Photo credit: hooptedoodle.typepad.com

I was leaning as usual on my books to make sense of the gibberish my teacher taught me when suddenly the doorbell rang. My dad was standing on the other side of the mesh door with a clumsily wrapped thing that peeked out teasing me. He was never a good wrapper of gifts and I believe the shopkeeper who did the job this time was not any good too. The jet black wheels, red shiny handles and the upside down ‘U’ of the molded steel bar holding the long banana seat peeked out of the Mickey Mouse gift paper enough to make me jump up and down even before letting my father inside the house. He knew Mickey Mouse was my favorite cartoon character so he must have looked around to find the perfect wrapping paper too to make my 6th birthday entirely mine. He must have remembered the disappointing eyes with which I always accepted the old books, the old shirts, the old toys passed on as a legacy from my elder brother to me.

This one, this red cycle, was mine.  It had a long red sliding seat, he told me, could be adjusted when I would grow taller. It had support wheels, he warned me, would have to go one by one as I had to learn how to ride this beautiful thing.  It had a tinkling bell, he stated in a matter of fact tone, need not be rung all the time.  And all this while I was wondering how I will show this off to my friends and make them envious. Now I know that was the first time I had fallen in love.

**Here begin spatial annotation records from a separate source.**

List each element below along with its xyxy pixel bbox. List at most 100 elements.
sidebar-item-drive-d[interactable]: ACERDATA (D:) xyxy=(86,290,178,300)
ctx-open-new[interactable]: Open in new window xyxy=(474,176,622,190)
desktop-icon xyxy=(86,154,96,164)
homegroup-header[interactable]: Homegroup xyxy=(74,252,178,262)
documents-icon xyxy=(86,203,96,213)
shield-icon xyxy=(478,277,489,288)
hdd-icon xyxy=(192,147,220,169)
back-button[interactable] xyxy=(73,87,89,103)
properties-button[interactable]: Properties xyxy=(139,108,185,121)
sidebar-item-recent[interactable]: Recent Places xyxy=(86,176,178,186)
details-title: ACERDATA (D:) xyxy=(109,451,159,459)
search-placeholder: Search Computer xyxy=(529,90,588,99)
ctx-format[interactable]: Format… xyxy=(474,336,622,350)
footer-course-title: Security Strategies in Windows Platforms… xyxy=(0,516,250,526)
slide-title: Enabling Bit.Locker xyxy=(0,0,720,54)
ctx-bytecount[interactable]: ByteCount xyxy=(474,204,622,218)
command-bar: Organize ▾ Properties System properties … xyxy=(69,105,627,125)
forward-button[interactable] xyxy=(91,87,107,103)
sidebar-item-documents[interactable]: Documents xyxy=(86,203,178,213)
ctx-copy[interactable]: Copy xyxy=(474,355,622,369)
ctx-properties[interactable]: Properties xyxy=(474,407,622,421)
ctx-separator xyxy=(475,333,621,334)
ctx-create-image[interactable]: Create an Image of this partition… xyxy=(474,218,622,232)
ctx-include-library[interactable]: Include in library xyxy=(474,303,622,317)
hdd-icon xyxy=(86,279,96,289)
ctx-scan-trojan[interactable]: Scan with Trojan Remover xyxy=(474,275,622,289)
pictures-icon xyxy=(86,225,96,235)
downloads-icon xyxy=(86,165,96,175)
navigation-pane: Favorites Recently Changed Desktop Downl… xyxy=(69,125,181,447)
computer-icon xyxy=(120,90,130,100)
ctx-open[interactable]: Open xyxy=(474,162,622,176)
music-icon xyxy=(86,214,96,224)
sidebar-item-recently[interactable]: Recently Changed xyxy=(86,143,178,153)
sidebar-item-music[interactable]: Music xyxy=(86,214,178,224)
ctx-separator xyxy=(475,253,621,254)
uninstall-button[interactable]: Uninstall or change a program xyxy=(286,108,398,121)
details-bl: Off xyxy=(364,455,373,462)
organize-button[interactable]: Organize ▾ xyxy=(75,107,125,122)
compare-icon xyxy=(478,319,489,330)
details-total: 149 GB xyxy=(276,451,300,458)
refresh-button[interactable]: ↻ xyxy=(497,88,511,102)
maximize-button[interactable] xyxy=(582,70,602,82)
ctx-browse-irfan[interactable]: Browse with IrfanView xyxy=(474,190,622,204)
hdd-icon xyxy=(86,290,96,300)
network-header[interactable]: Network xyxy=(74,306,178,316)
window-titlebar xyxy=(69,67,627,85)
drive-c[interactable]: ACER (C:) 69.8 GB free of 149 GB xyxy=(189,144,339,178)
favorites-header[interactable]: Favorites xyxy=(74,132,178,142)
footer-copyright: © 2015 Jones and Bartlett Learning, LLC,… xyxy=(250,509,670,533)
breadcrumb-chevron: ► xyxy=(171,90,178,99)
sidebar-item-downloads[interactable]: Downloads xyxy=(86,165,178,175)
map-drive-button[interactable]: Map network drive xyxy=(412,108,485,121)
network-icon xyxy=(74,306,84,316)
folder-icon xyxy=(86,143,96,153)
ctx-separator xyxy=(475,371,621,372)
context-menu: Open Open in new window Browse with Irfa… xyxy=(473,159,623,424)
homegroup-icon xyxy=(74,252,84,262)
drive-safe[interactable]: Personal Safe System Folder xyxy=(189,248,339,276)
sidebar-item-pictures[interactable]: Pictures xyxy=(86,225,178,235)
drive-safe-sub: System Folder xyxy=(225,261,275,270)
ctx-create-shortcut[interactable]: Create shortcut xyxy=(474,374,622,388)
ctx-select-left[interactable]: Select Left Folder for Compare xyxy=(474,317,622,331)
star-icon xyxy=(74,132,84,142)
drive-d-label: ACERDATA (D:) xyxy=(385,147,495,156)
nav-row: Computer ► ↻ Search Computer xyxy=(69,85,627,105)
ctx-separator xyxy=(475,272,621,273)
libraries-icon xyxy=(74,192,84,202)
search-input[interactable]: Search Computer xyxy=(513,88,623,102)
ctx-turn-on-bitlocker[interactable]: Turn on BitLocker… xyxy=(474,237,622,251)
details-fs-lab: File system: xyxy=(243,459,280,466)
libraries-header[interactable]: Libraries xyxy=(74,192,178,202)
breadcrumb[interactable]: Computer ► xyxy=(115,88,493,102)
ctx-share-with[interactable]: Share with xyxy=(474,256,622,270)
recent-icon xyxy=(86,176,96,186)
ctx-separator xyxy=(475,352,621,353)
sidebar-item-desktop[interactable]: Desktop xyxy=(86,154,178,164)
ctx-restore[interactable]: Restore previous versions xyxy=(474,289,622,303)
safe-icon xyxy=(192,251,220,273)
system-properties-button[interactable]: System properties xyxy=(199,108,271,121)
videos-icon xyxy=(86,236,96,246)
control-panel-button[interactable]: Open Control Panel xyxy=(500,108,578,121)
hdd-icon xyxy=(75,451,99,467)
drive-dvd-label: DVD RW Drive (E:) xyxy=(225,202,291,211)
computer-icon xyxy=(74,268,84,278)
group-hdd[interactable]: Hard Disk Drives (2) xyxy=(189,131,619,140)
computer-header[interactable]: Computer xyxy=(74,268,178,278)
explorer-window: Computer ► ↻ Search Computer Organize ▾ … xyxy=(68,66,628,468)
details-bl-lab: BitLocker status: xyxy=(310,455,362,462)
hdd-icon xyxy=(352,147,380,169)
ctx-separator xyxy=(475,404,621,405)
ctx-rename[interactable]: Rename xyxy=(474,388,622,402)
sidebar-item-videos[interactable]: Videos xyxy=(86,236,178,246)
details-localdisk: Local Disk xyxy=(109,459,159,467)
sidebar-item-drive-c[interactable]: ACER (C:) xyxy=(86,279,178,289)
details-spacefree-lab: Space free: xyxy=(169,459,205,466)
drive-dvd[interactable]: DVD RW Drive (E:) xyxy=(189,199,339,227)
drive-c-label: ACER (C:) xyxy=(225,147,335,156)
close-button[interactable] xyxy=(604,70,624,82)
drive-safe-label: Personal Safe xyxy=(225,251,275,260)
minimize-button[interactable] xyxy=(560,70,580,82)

I treated that cycle the same way, as my lover. I polished it, took it out only to walk with me hand in hand(le) and instead of the small garage that we had, I used to park it near my bed. I used to ride it only to make my parents happy and as soon as they were out of vision, I would get down and walk along. This continued for six months when my father decided that he had to play the villain and pull me out of this pink cloud of romance. He, before the morning sun hit the window pane of my room, removed its one support wheel and ordered my brother to take charge of teaching me how to ride it. Did I tell you how much I cried seeing my three legged friend suddenly turning into a two legged beast that I had to learn how to control?

I found a way out. I started to put all my weight towards the side which had the support wheel and I was comfortable. It was only a matter of two days before my clever act of defiance caved in the middle like a badly baked cake and the second support wheel also found its place in the cluttered end of the garage. I was left with no choice but to learn how to balance. That was my first step to know what an idiot I was to resist this change.  What a wonderful feeling it was to see my brother’s and my father’s figures turn into blurs as I moved farther and farther. I glided with this cycle and now no corner of the world seemed inaccessible. My world, of course, was my colony I lived in.

And his world, of course, is the apartment complex we live in. My son is as defiant as me and has exactly used the same techniques to ward off the evil of controlling his friend. But I know, like my father, that no matter how much we resist change it usually is for the better. He is learning to break free, he is learning to find his own paths and as I cut the umbilical chord slowly and steadily while telling him how to maintain the balance, now I know what my father must have felt turning into a blur in my life.